14. Halloween

114 6 5
                                    

Pov Will

W końcu weekend. W sumie to dopiero jutro będzie bo jest piatek. Mikowi w końcu ściągnęli gips i jest już zdrowy. Dzięki czemu ma niestety większą przewagę w laskotaniu. Co nie jest takie wspaniałe.  Całą noc nie mogłem spać. Wszędzie na dworze strzelały pioruny. Strasznie grzmiało tak że nie umiałem zasnąć. Mike mimo tych warunków pogodowych spał jak zabity. Przez całą noc wpatrywałem się w niego jak śpi i się wierci. Przyglądałem się pogodzie. Było ciemno a co jakiś czas na niebie pojawiały się błyskawice. Normalnie bym próbował zasnąć jak najszybciej. Bo panicznie się boję burzy. Ale teraz było jakoś inaczej. Towarzyszyły mi jakieś dziwne emocje. Burza mnie fascynowała, nie bałem się już niej. Oczy mi się mieniły gdy widziałem błysk pioruna, a w uszach przyjemne brzmienie. W pewnym momencie piorun trafił w drzewo obok naszego domu. Które swajczyło się całe. Po czym przywaliło na trawę. W pewnym momencie Mike się obudził. Otworzył szybko oczy, przestraszony grzmotami.
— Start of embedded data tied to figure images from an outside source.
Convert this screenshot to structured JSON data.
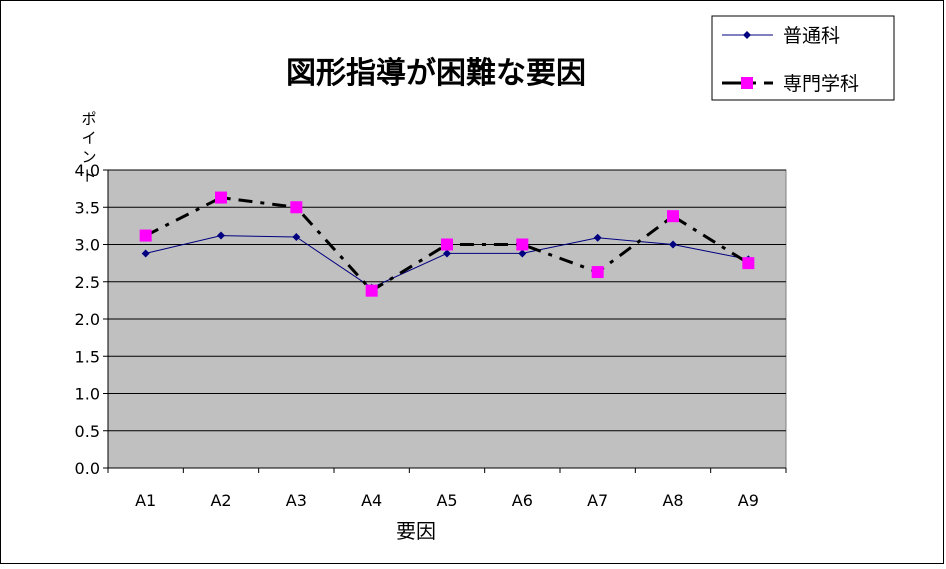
{
  "chart_data": {
    "type": "line",
    "title": "図形指導が困難な要因",
    "xlabel": "要因",
    "ylabel": "ポイント",
    "categories": [
      "A1",
      "A2",
      "A3",
      "A4",
      "A5",
      "A6",
      "A7",
      "A8",
      "A9"
    ],
    "ylim": [
      0,
      4
    ],
    "yticks": [
      0.0,
      0.5,
      1.0,
      1.5,
      2.0,
      2.5,
      3.0,
      3.5,
      4.0
    ],
    "ytick_labels": [
      "0.0",
      "0.5",
      "1.0",
      "1.5",
      "2.0",
      "2.5",
      "3.0",
      "3.5",
      "4.0"
    ],
    "grid": true,
    "legend_position": "top-right",
    "plot_background": "#c0c0c0",
    "series": [
      {
        "name": "普通科",
        "values": [
          2.88,
          3.12,
          3.1,
          2.42,
          2.88,
          2.88,
          3.09,
          3.0,
          2.8
        ],
        "color": "#000080",
        "line_style": "solid",
        "marker": "diamond"
      },
      {
        "name": "専門学科",
        "values": [
          3.12,
          3.63,
          3.5,
          2.38,
          3.0,
          3.0,
          2.63,
          3.38,
          2.75
        ],
        "color": "#000000",
        "marker_color": "#ff00ff",
        "line_style": "dashed",
        "marker": "square"
      }
    ]
  }
}
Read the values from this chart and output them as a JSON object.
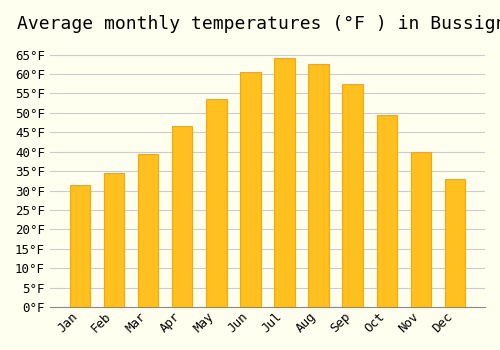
{
  "title": "Average monthly temperatures (°F ) in Bussigny",
  "months": [
    "Jan",
    "Feb",
    "Mar",
    "Apr",
    "May",
    "Jun",
    "Jul",
    "Aug",
    "Sep",
    "Oct",
    "Nov",
    "Dec"
  ],
  "values": [
    31.5,
    34.5,
    39.5,
    46.5,
    53.5,
    60.5,
    64.0,
    62.5,
    57.5,
    49.5,
    40.0,
    33.0
  ],
  "bar_color": "#FFC020",
  "bar_edge_color": "#FFA500",
  "background_color": "#FFFFF0",
  "grid_color": "#CCCCCC",
  "ylim": [
    0,
    68
  ],
  "yticks": [
    0,
    5,
    10,
    15,
    20,
    25,
    30,
    35,
    40,
    45,
    50,
    55,
    60,
    65
  ],
  "title_fontsize": 13,
  "tick_fontsize": 9,
  "font_family": "monospace"
}
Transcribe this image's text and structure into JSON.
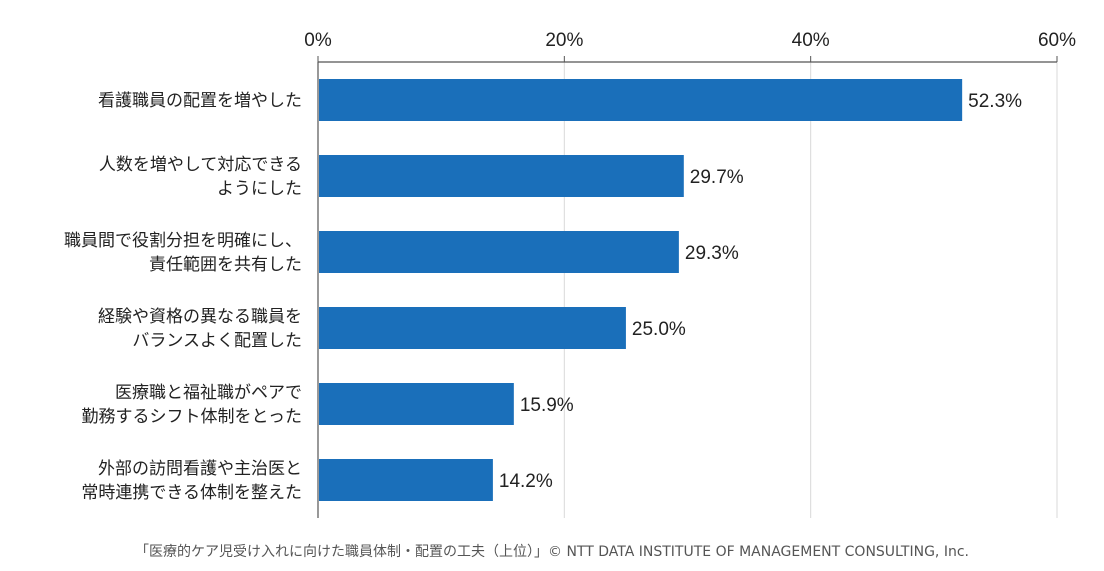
{
  "chart_data": {
    "type": "bar",
    "orientation": "horizontal",
    "categories": [
      [
        "看護職員の配置を増やした"
      ],
      [
        "人数を増やして対応できる",
        "ようにした"
      ],
      [
        "職員間で役割分担を明確にし、",
        "責任範囲を共有した"
      ],
      [
        "経験や資格の異なる職員を",
        "バランスよく配置した"
      ],
      [
        "医療職と福祉職がペアで",
        "勤務するシフト体制をとった"
      ],
      [
        "外部の訪問看護や主治医と",
        "常時連携できる体制を整えた"
      ]
    ],
    "values": [
      52.3,
      29.7,
      29.3,
      25.0,
      15.9,
      14.2
    ],
    "value_labels": [
      "52.3%",
      "29.7%",
      "29.3%",
      "25.0%",
      "15.9%",
      "14.2%"
    ],
    "xlim": [
      0,
      60
    ],
    "xticks": [
      0,
      20,
      40,
      60
    ],
    "xtick_labels": [
      "0%",
      "20%",
      "40%",
      "60%"
    ],
    "axis_position": "top",
    "grid": true,
    "bar_color": "#1a6fba",
    "grid_color": "#d9d9d9"
  },
  "caption": "「医療的ケア児受け入れに向けた職員体制・配置の工夫（上位）」© NTT DATA INSTITUTE OF MANAGEMENT CONSULTING, Inc."
}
Willy? Czemu jeszcze nie śpisz?- zapytał lekko zaspany

Idź spać, Mike....- pogładziłem go po policzku po czym ten położył głowę na poduszkę wracając do spania.- mój.... musisz być wyspany...

Cały czas wpatrywałem się w okno. I rozmyślałem nad sensem istnienia. Gdy tak wpatrywałem się coś pociągnęło mnie tak że położył mnie. Był to Mike, przyłożył moją głowę do poduszki i obioł mnie ramionami.

Musisz być wyspany kochaniutki, w końcu jutro halloween- powiedział zaspany po czym pocałował mnie w czoło.

Tak teoretycznie to dzisiaj...- powiedziałem wtulony do niego.

Czy ty musisz tak zawsze gadać- powiedział i przytulił mnie mocniej.

Było mi przyjemnie ciepło w jego ramionach. Kocham jego uścisk. Zawsze czuje się tak w nim bezpiecznie. Gdy kiedyś byłem z Charlesem to tak się nie czułem. Gdy ten mnie przytulał nie czułem takich uczuć. Może gdzieś w podświadomości cały czas wiedziałem że on mnie wykorzystuje. W sumie do wolę w ogóle nie myśleć o nim. Nie jest osobą nad którą warto jest poświęcać swojego czasu. Za to Mike jest. Wtulony w niego myślałem nad wszystkim gdy nagle zasnąlem.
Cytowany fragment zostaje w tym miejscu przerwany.